This week I was setting up a site-to-site VPN between a main office and a branch office. As typical, I try to do a little advanced problem mitigation and research before every project. And while a “simple” site-to-site is “generally” straightforward, I figured a little quick check wouldn’t hurt. After all, I did remember something funny about site-to-site VPNs on dissimilar Sonicwall devices. I was connecting a Sonicwall PRO 2040 to a TZ 170 SP.
After a quick review of the Sonicwall website, I confirmed my recollections. The key wasn’t so much as the hardware, except for the fact that you always want to make sure that your hardware has the latest firmware installed, but rather that one system was running the enhanced OS, while the other was running standard OS. The configurations are not identical, and there is a Sonicwall reccomended way for networking dissimilar OS editions.
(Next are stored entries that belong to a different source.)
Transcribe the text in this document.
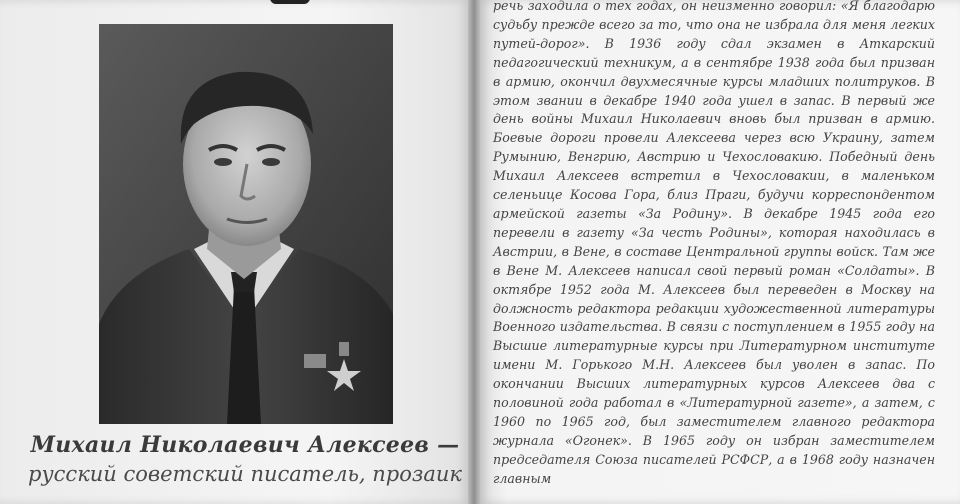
Михаил Николаевич Алексеев —
русский советский писатель, прозаик

речь заходила о тех годах, он неизменно говорил: «Я благодарю судьбу прежде всего за то, что она не избрала для меня легких путей-дорог». В 1936 году сдал экзамен в Аткарский педагогический техникум, а в сентябре 1938 года был призван в армию, окончил двухмесячные курсы младших политруков. В этом звании в декабре 1940 года ушел в запас. В первый же день войны Михаил Николаевич вновь был призван в армию. Боевые дороги провели Алексеева через всю Украину, затем Румынию, Венгрию, Австрию и Чехословакию. Победный день Михаил Алексеев встретил в Чехословакии, в маленьком селеньице Косова Гора, близ Праги, будучи корреспондентом армейской газеты «За Родину». В декабре 1945 года его перевели в газету «За честь Родины», которая находилась в Австрии, в Вене, в составе Центральной группы войск. Там же в Вене М. Алексеев написал свой первый роман «Солдаты». В октябре 1952 года М. Алексеев был переведен в Москву на должность редактора редакции художественной литературы Военного издательства. В связи с поступлением в 1955 году на Высшие литературные курсы при Литературном институте имени М. Горького М.Н. Алексеев был уволен в запас. По окончании Высших литературных курсов Алексеев два с половиной года работал в «Литературной газете», а затем, с 1960 по 1965 год, был заместителем главного редактора журнала «Огонек». В 1965 году он избран заместителем председателя Союза писателей РСФСР, а в 1968 году назначен главным
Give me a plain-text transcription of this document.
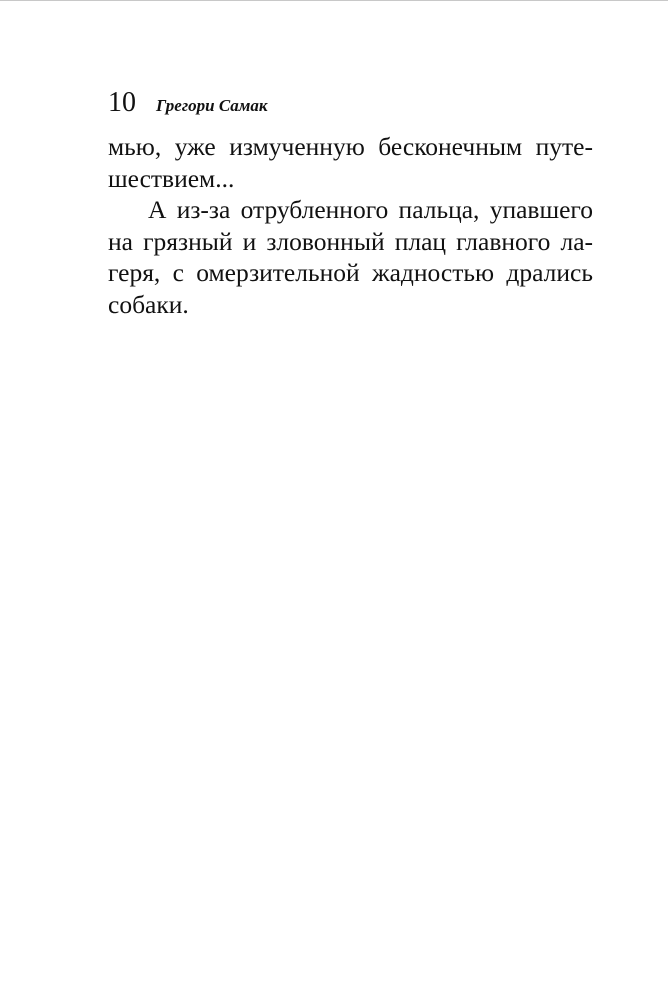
10 Грегори Самак
мью, уже измученную бесконечным путе-
шествием...
А из-за отрубленного пальца, упавшего
на грязный и зловонный плац главного ла-
геря, с омерзительной жадностью дрались
собаки.
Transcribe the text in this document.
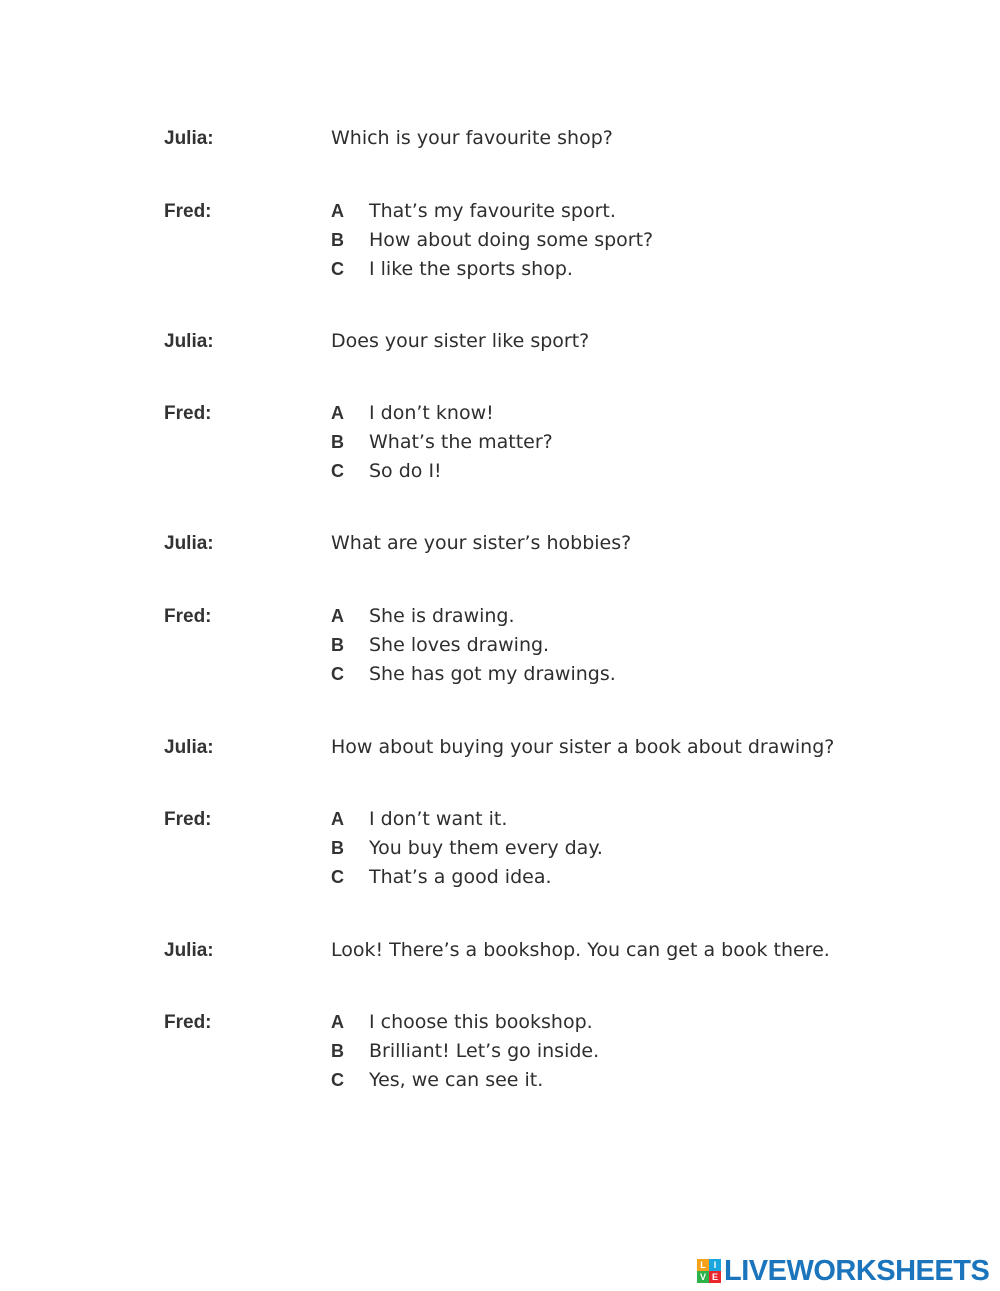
Julia:	Which is your favourite shop?
Fred:	A That’s my favourite sport.
B How about doing some sport?
C I like the sports shop.
Julia:	Does your sister like sport?
Fred:	A I don’t know!
B What’s the matter?
C So do I!
Julia:	What are your sister’s hobbies?
Fred:	A She is drawing.
B She loves drawing.
C She has got my drawings.
Julia:	How about buying your sister a book about drawing?
Fred:	A I don’t want it.
B You buy them every day.
C That’s a good idea.
Julia:	Look! There’s a bookshop. You can get a book there.
Fred:	A I choose this bookshop.
B Brilliant! Let’s go inside.
C Yes, we can see it.
L I
V E LIVEWORKSHEETS
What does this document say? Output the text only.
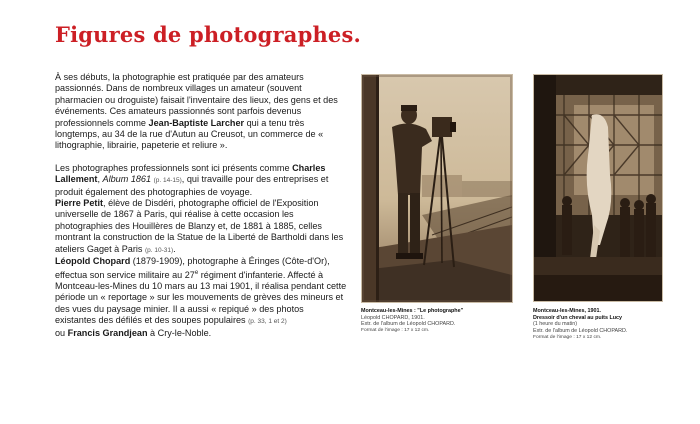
Figures de photographes.

À ses débuts, la photographie est pratiquée par des amateurs passionnés. Dans de nombreux villages un amateur (souvent pharmacien ou droguiste) faisait l'inventaire des lieux, des gens et des événements. Ces amateurs passionnés sont parfois devenus professionnels comme Jean-Baptiste Larcher qui a tenu très longtemps, au 34 de la rue d'Autun au Creusot, un commerce de « lithographie, librairie, papeterie et reliure ».

Les photographes professionnels sont ici présents comme Charles Lallement, Album 1861 (p. 14-15), qui travaille pour des entreprises et produit également des photographies de voyage.

Pierre Petit, élève de Disdéri, photographe officiel de l'Exposition universelle de 1867 à Paris, qui réalise à cette occasion les photographies des Houillères de Blanzy et, de 1881 à 1885, celles montrant la construction de la Statue de la Liberté de Bartholdi dans les ateliers Gaget à Paris (p. 10-31).

Léopold Chopard (1879-1909), photographe à Éringes (Côte-d'Or), effectua son service militaire au 27e régiment d'infanterie. Affecté à Montceau-les-Mines du 10 mars au 13 mai 1901, il réalisa pendant cette période un « reportage » sur les mouvements de grèves des mineurs et des vues du paysage minier. Il a aussi « repiqué » des photos existantes des défilés et des soupes populaires (p. 33, 1 et 2)

ou Francis Grandjean à Cry-le-Noble.

Montceau-les-Mines : "Le photographe"
Léopold CHOPARD, 1901.
Extr. de l'album de Léopold CHOPARD.
Format de l'image : 17 x 12 cm.
Montceau-les-Mines, 1901.
Dressoir d'un cheval au puits Lucy
(1 heure du matin)
Extr. de l'album de Léopold CHOPARD.
Format de l'image : 17 x 12 cm.
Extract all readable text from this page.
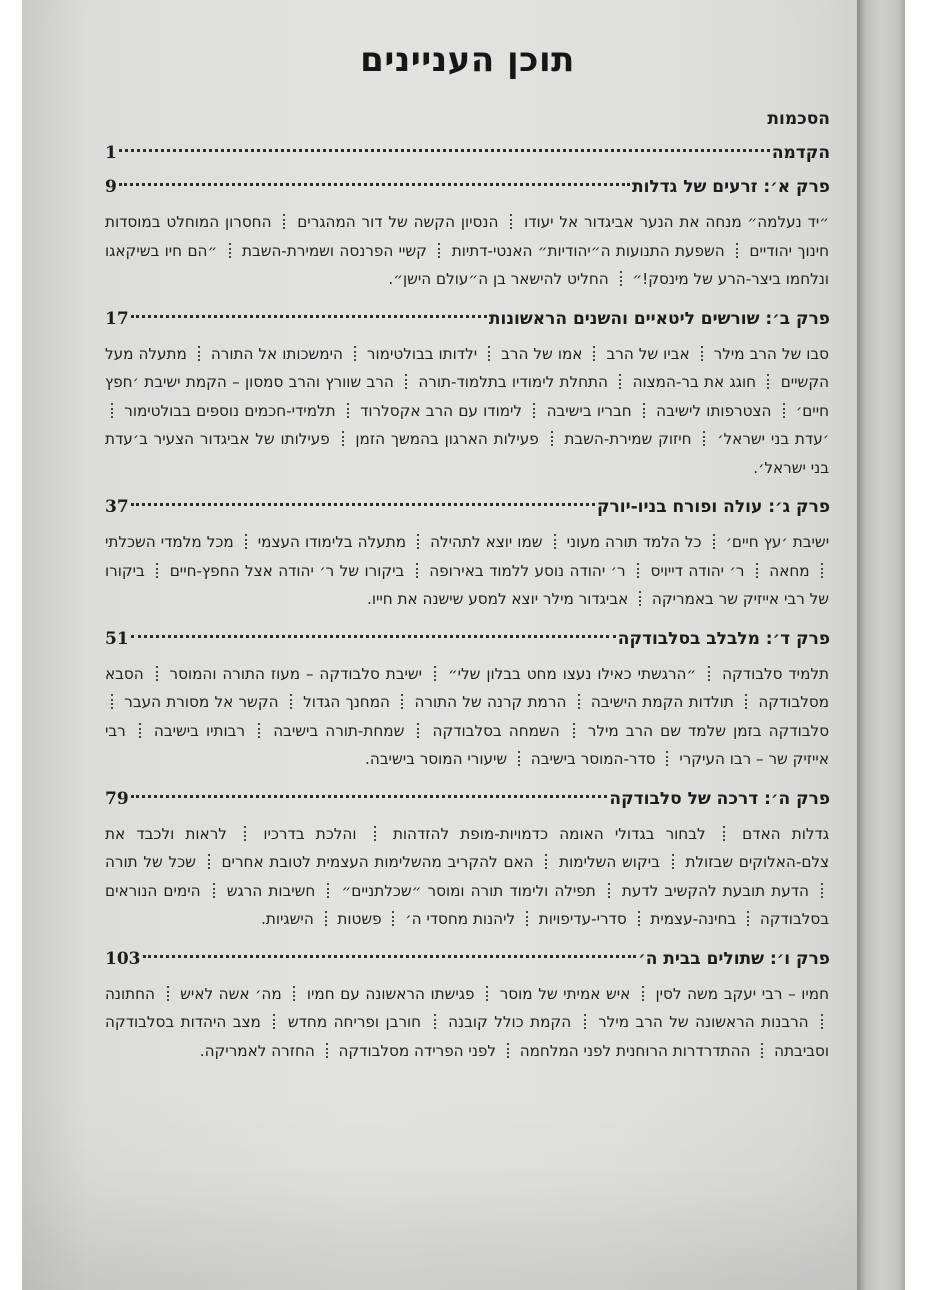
תוכן העניינים
הסכמות
הקדמה
1
פרק א׳: זרעים של גדלות
9
״יד נעלמה״ מנחה את הנער אביגדור אל יעודו  הנסיון הקשה של דור המהגרים  החסרון המוחלט במוסדות חינוך יהודיים  השפעת התנועות ה״יהודיות״ האנטי-דתיות  קשיי הפרנסה ושמירת-השבת  ״הם חיו בשיקאגו ונלחמו ביצר-הרע של מינסק!״  החליט להישאר בן ה״עולם הישן״.
פרק ב׳: שורשים ליטאיים והשנים הראשונות
17
סבו של הרב מילר  אביו של הרב  אמו של הרב  ילדותו בבולטימור  הימשכותו אל התורה  מתעלה מעל הקשיים  חוגג את בר-המצוה  התחלת לימודיו בתלמוד-תורה  הרב שוורץ והרב סמסון – הקמת ישיבת ׳חפץ חיים׳  הצטרפותו לישיבה  חבריו בישיבה  לימודו עם הרב אקסלרוד  תלמידי-חכמים נוספים בבולטימור  ׳עדת בני ישראל׳  חיזוק שמירת-השבת  פעילות הארגון בהמשך הזמן  פעילותו של אביגדור הצעיר ב׳עדת בני ישראל׳.
פרק ג׳: עולה ופורח בניו-יורק
37
ישיבת ׳עץ חיים׳  כל הלמד תורה מעוני  שמו יוצא לתהילה  מתעלה בלימודו העצמי  מכל מלמדי השכלתי  מחאה  ר׳ יהודה דייויס  ר׳ יהודה נוסע ללמוד באירופה  ביקורו של ר׳ יהודה אצל החפץ-חיים  ביקורו של רבי אייזיק שר באמריקה  אביגדור מילר יוצא למסע שישנה את חייו.
פרק ד׳: מלבלב בסלבודקה
51
תלמיד סלבודקה  ״הרגשתי כאילו נעצו מחט בבלון שלי״  ישיבת סלבודקה – מעוז התורה והמוסר  הסבא מסלבודקה  תולדות הקמת הישיבה  הרמת קרנה של התורה  המחנך הגדול  הקשר אל מסורת העבר  סלבודקה בזמן שלמד שם הרב מילר  השמחה בסלבודקה  שמחת-תורה בישיבה  רבותיו בישיבה  רבי אייזיק שר – רבו העיקרי  סדר-המוסר בישיבה  שיעורי המוסר בישיבה.
פרק ה׳: דרכה של סלבודקה
79
גדלות האדם  לבחור בגדולי האומה כדמויות-מופת להזדהות  והלכת בדרכיו  לראות ולכבד את צלם-האלוקים שבזולת  ביקוש השלימות  האם להקריב מהשלימות העצמית לטובת אחרים  שכל של תורה  הדעת תובעת להקשיב לדעת  תפילה ולימוד תורה ומוסר ״שכלתניים״  חשיבות הרגש  הימים הנוראים בסלבודקה  בחינה-עצמית  סדרי-עדיפויות  ליהנות מחסדי ה׳  פשטות  הישגיות.
פרק ו׳: שתולים בבית ה׳
103
חמיו – רבי יעקב משה לסין  איש אמיתי של מוסר  פגישתו הראשונה עם חמיו  מה׳ אשה לאיש  החתונה  הרבנות הראשונה של הרב מילר  הקמת כולל קובנה  חורבן ופריחה מחדש  מצב היהדות בסלבודקה וסביבתה  ההתדרדרות הרוחנית לפני המלחמה  לפני הפרידה מסלבודקה  החזרה לאמריקה.
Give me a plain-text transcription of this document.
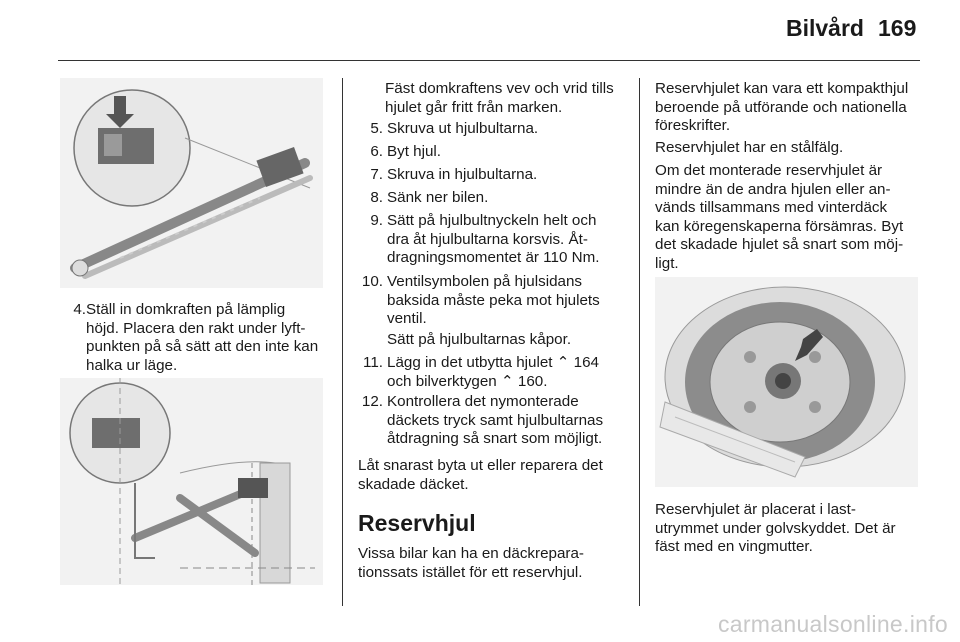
Bilvård 169
4. Ställ in domkraften på lämplig
höjd. Placera den rakt under lyft-
punkten på så sätt att den inte kan
halka ur läge.
Fäst domkraftens vev och vrid tills
hjulet går fritt från marken.
5. Skruva ut hjulbultarna.
6. Byt hjul.
7. Skruva in hjulbultarna.
8. Sänk ner bilen.
9. Sätt på hjulbultnyckeln helt och
dra åt hjulbultarna korsvis. Åt-
dragningsmomentet är 110 Nm.
10. Ventilsymbolen på hjulsidans
baksida måste peka mot hjulets
ventil.
Sätt på hjulbultarnas kåpor.
11. Lägg in det utbytta hjulet ⌃ 164
och bilverktygen ⌃ 160.
12. Kontrollera det nymonterade
däckets tryck samt hjulbultarnas
åtdragning så snart som möjligt.
Låt snarast byta ut eller reparera det
skadade däcket.
Reservhjul
Vissa bilar kan ha en däckrepara-
tionssats istället för ett reservhjul.
Reservhjulet kan vara ett kompakthjul
beroende på utförande och nationella
föreskrifter.
Reservhjulet har en stålfälg.
Om det monterade reservhjulet är
mindre än de andra hjulen eller an-
vänds tillsammans med vinterdäck
kan köregenskaperna försämras. Byt
det skadade hjulet så snart som möj-
ligt.
Reservhjulet är placerat i last-
utrymmet under golvskyddet. Det är
fäst med en vingmutter.
carmanualsonline.info
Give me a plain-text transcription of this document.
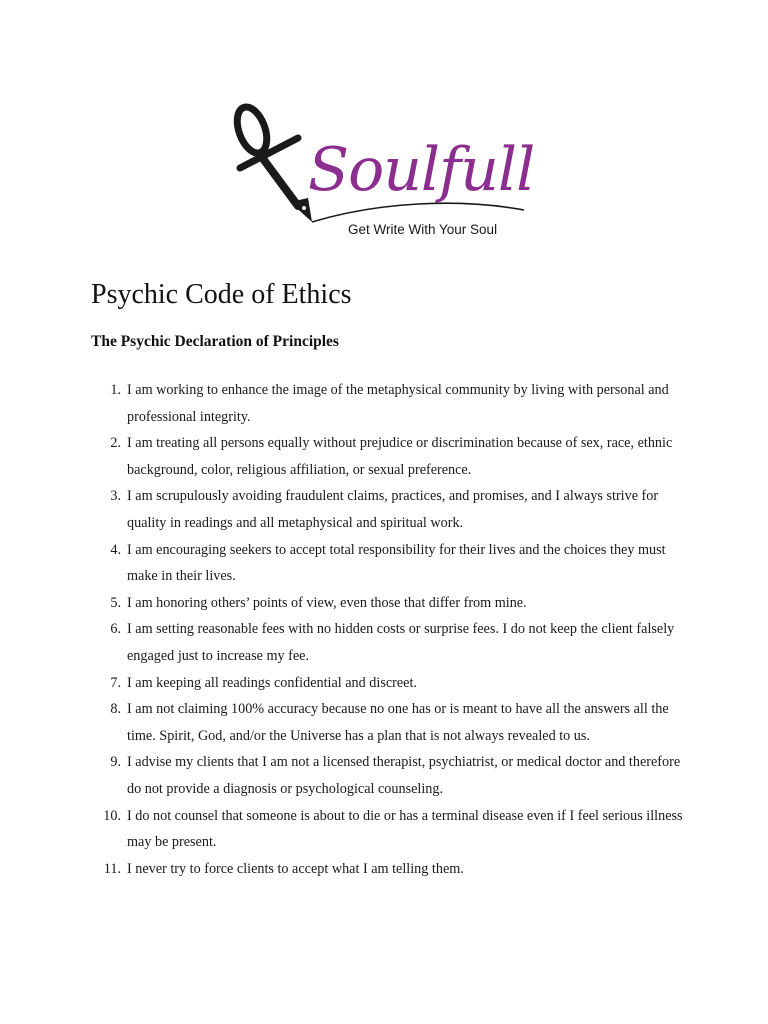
Soulfull
Get Write With Your Soul
Psychic Code of Ethics
The Psychic Declaration of Principles
1. I am working to enhance the image of the metaphysical community by living with personal and professional integrity.
2. I am treating all persons equally without prejudice or discrimination because of sex, race, ethnic background, color, religious affiliation, or sexual preference.
3. I am scrupulously avoiding fraudulent claims, practices, and promises, and I always strive for quality in readings and all metaphysical and spiritual work.
4. I am encouraging seekers to accept total responsibility for their lives and the choices they must make in their lives.
5. I am honoring others’ points of view, even those that differ from mine.
6. I am setting reasonable fees with no hidden costs or surprise fees. I do not keep the client falsely engaged just to increase my fee.
7. I am keeping all readings confidential and discreet.
8. I am not claiming 100% accuracy because no one has or is meant to have all the answers all the time. Spirit, God, and/or the Universe has a plan that is not always revealed to us.
9. I advise my clients that I am not a licensed therapist, psychiatrist, or medical doctor and therefore do not provide a diagnosis or psychological counseling.
10. I do not counsel that someone is about to die or has a terminal disease even if I feel serious illness may be present.
11. I never try to force clients to accept what I am telling them.
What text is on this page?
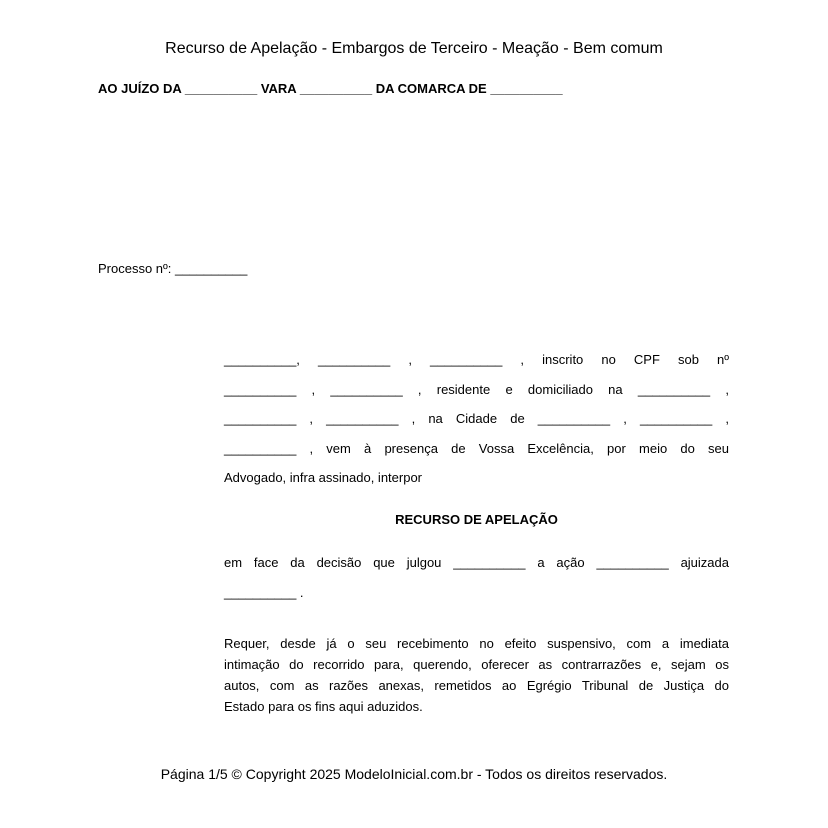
Recurso de Apelação - Embargos de Terceiro - Meação - Bem comum
AO JUÍZO DA __________ VARA __________ DA COMARCA DE __________
Processo nº: __________
__________, __________ , __________ , inscrito no CPF sob nº
__________ , __________ , residente e domiciliado na __________ ,
__________ , __________ , na Cidade de __________ , __________ ,
__________ , vem à presença de Vossa Excelência, por meio do seu
Advogado, infra assinado, interpor
RECURSO DE APELAÇÃO
em face da decisão que julgou __________ a ação __________ ajuizada
__________ .
Requer, desde já o seu recebimento no efeito suspensivo, com a imediata
intimação do recorrido para, querendo, oferecer as contrarrazões e, sejam os
autos, com as razões anexas, remetidos ao Egrégio Tribunal de Justiça do
Estado para os fins aqui aduzidos.
Página 1/5 © Copyright 2025 ModeloInicial.com.br - Todos os direitos reservados.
Here is the link to the PDF documentation from Sonicwall: Sonicwall KB 5670
Another minor problem we ran into was during the authenticiaton phase 2. The problem was basically that on the remote-site that the subnet did not match the main-site. The main-site had a subnet of 172.29.100.0/24 (so it was CLASSLESS/CIDR). However when I configured the remote-site, I specified the main-site subnet as CLASS B, or 172.29.0.0/16 — and it caused an authentication Phase 2 error. No big deal, a quick double check of the settings, and a quick change on the remote-site to be CIDR/24 and we were good to go. Along that note there is a difference as far as Sonicwall is concerned between a subnet of 172.29.100.0/24 and a range of 172.29.100.1 – 172.29.100.254 – while they are functionally the same, they are technically difference and IP/SEC will fail to negotiate the tunnel.
Enjoy!September 2010 Update: This article was corrected upon discovery of a typographical error in the IP information above. Additionally we added the last sentence to further expound on the importance of the configuration matching identically.